The bureau is more prosaic, but useful and suitable; of a good plain Empire type, the wood being butternut and mahogany - a frequent combination with us in New England. I bought it for ten dollars, and the brasses - which are reproductions and an accurate copy of what might originally have been on it - were three dollars more.

It's the mirror above that's perplexing my soul! If I count it at what the dealer charged me, eight dollars, then my room, for everything, - furniture, refinishing, curtains, cushions, rugs, even the bookcases, - would come to eighty-nine dollars and fifty-eight cents. And yet, you know, it did n't cost that much, because I "swapped" things for the mirror - dreadful modern things that I loathed and never intended to use again; for we have a way, L------and I, of going through the streets like Aladdin's magician crying out, "New lamps for old, new lamps for old!"

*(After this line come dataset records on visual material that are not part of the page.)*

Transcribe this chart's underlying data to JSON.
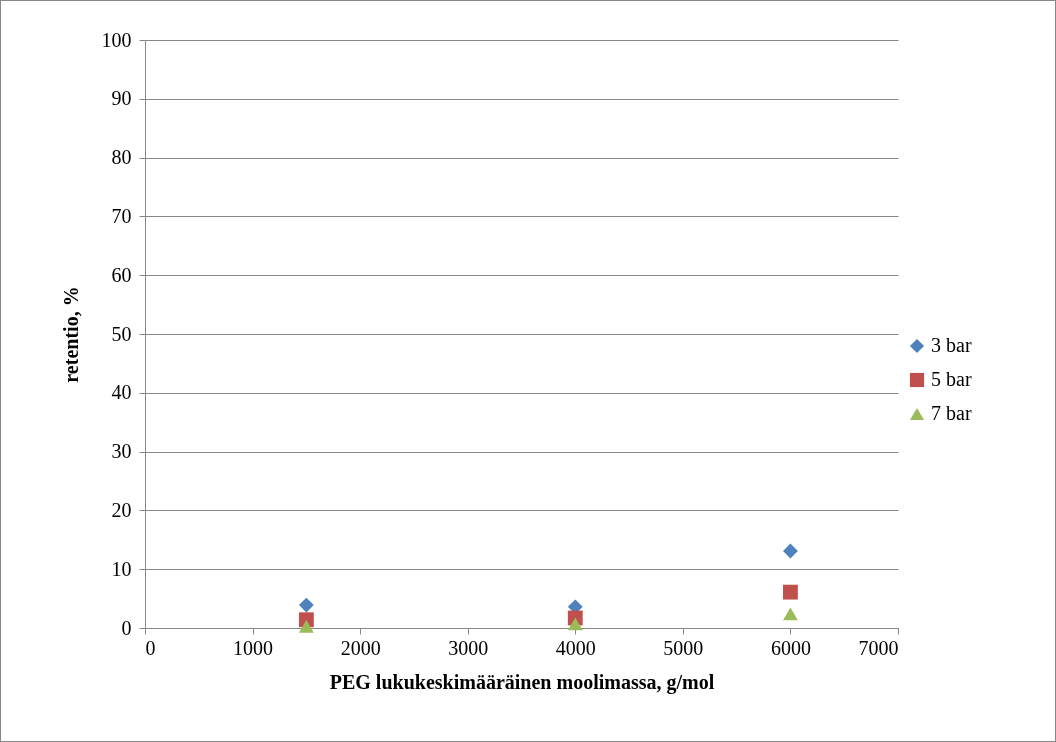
{
  "chart_data": {
    "type": "scatter",
    "xlabel": "PEG lukukeskimääräinen moolimassa,  g/mol",
    "ylabel": "retentio, %",
    "x": [
      1500,
      4000,
      6000
    ],
    "series": [
      {
        "name": "3 bar",
        "color": "#4f81bd",
        "marker": "diamond",
        "values": [
          3.9,
          3.6,
          13.1
        ]
      },
      {
        "name": "5 bar",
        "color": "#c0504d",
        "marker": "square",
        "values": [
          1.4,
          1.7,
          6.1
        ]
      },
      {
        "name": "7 bar",
        "color": "#9bbb59",
        "marker": "triangle",
        "values": [
          0.3,
          0.7,
          2.4
        ]
      }
    ],
    "xlim": [
      0,
      7000
    ],
    "xticks": [
      0,
      1000,
      2000,
      3000,
      4000,
      5000,
      6000,
      7000
    ],
    "ylim": [
      0,
      100
    ],
    "yticks": [
      0,
      10,
      20,
      30,
      40,
      50,
      60,
      70,
      80,
      90,
      100
    ],
    "grid": "y",
    "legend": "right"
  }
}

Why, once L------traded a pair of andirons, some tongs, a cot-bed and mattress, and a wicker chair - all twentieth century, of course - for a lustre pitcher; but then, the pitcher was lovely, and the other things - weren't! However, these gilt mirrors, long, and without a division, are rare, and I was very glad to get mine at any reasonable price.

Do you remember the wee chair beside the bureau? It is the one that the old, old lady way up in the hills gave the Littlest Daughter; and although it antedates the rest of the furniture, perhaps, by more than fifty years, I like to keep it here because it seems to belong to the setting.

It really is "the prettiest room." I wish you could have seen it in all its pinkness the other evening, when we sat and told fairy tales about Rosy and Mousey, two wonderful little bears, the marvel of whose adventures gilds the dullness of our workaday world.

Outside, the sky was streaked with rose, too; and at my feet, in the wee chair, the Littlest Daughter listened, her cheeks as pink as the curtains, her dress and eyes matching the room's blues. And I sat and rocked and was very happy. It was one of the experiences which make you rejoice in life.

But still something troubles me, and I want you to help me solve this problem in moral values. Since I "swapped" for my mirror, what did my room really cost?